TGF‐β‐induced gene‐h3 (βig‐h3) is an adhesive molecule that interacts with integrins. Because TGF‐β plays an important role in diabetic complications and βig‐h3 serves as a cell substrate, we hypothesized that diabetic conditions might increase βig‐h3 synthesis in vascular smooth muscle cells (VSMCs), which may subsequently contribute to the pathogenesis of diabetic angiopathy. The concentrations of βig‐h3 and TGF‐β were measured in conditioned media using an enzyme‐linked immunosorbent assay. An immunohistochemical study showed that βig‐h3 was expressed in the VSMCs and the matrix of rat aortas.
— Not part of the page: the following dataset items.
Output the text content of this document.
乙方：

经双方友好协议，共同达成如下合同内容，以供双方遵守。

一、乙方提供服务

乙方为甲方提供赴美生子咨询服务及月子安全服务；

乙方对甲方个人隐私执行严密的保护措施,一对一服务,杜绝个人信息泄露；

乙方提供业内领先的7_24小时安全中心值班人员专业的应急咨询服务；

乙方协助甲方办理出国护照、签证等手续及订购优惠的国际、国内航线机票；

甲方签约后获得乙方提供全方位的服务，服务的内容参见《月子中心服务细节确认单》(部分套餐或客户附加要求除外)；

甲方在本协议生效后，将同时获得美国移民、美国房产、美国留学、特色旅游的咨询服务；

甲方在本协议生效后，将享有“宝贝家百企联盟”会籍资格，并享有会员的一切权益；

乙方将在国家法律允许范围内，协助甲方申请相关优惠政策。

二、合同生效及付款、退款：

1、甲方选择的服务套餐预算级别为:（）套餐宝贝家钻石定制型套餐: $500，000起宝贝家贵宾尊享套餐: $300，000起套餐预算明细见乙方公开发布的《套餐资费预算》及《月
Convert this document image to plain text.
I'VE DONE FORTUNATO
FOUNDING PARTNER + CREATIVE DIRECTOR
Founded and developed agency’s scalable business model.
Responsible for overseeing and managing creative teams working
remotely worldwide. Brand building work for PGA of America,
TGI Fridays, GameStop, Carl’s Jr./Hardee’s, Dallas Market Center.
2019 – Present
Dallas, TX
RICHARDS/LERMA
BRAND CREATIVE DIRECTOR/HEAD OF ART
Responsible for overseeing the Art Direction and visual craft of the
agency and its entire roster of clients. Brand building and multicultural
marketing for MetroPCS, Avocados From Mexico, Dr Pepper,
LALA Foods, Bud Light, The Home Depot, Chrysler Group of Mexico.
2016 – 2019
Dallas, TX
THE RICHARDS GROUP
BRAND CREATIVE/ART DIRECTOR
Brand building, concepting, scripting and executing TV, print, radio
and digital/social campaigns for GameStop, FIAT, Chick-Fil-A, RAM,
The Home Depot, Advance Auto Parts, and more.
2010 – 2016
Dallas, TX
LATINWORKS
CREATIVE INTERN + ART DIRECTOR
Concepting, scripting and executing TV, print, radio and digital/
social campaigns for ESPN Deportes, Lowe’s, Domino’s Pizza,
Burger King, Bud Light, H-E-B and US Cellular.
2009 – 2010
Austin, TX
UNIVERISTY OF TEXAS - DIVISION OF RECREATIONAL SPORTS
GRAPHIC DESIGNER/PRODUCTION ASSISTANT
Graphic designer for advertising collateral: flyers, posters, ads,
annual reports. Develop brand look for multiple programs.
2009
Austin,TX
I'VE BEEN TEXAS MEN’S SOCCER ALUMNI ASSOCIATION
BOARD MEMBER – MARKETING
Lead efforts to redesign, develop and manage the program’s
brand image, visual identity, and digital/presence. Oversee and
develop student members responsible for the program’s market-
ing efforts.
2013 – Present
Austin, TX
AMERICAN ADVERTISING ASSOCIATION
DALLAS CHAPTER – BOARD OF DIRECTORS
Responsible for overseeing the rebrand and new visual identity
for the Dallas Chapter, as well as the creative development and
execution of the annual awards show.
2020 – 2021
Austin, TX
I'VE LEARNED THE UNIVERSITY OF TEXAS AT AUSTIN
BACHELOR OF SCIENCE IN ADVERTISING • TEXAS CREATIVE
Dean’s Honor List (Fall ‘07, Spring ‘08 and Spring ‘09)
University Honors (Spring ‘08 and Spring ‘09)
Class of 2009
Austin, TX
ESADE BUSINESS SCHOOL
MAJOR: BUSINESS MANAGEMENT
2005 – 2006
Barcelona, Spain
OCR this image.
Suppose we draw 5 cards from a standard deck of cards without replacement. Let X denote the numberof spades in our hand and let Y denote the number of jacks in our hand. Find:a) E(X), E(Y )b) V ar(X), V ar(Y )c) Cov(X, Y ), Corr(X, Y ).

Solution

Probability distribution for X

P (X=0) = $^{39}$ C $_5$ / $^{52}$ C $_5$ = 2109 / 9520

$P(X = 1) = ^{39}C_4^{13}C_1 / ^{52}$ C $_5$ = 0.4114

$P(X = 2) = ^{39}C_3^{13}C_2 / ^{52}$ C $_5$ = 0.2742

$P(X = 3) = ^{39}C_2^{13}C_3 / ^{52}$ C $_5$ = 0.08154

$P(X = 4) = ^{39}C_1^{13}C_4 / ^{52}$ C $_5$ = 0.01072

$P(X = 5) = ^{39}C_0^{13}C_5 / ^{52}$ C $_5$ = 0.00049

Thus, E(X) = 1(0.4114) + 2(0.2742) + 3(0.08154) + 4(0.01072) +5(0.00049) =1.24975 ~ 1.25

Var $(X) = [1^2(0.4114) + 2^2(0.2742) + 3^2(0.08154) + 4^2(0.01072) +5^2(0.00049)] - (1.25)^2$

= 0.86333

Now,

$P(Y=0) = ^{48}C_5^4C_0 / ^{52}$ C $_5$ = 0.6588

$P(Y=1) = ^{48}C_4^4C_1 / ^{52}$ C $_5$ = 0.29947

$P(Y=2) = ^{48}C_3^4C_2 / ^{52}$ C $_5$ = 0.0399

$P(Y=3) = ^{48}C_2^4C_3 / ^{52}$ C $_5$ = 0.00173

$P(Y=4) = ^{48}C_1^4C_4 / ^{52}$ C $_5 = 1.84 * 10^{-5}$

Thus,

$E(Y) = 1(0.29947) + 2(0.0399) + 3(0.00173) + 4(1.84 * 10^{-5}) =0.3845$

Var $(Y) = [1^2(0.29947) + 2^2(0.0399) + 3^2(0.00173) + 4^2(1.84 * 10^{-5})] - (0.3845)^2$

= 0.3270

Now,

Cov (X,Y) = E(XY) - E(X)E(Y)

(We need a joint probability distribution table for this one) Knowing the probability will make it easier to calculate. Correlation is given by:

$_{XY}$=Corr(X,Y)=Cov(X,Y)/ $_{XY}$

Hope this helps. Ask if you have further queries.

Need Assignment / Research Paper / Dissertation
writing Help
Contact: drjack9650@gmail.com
TGF‐β stimulated βig‐h3 production, and high glucose induced βig‐h3 as well as TGF‐β production in the VSMCs. The high glucose‐induced βig‐h3 expression was almost entirely blocked by an anti‐TGF‐β antibody. βig‐h3 protein mediated the adhesion, spreading, migration, and proliferation of rat VSMCs. These results suggest that the high glucose‐induced βig‐h3 in VSMCs regulates VSMC functions and may play an important role in diabetic angiopathy. © 2002 Wiley‐Liss, Inc.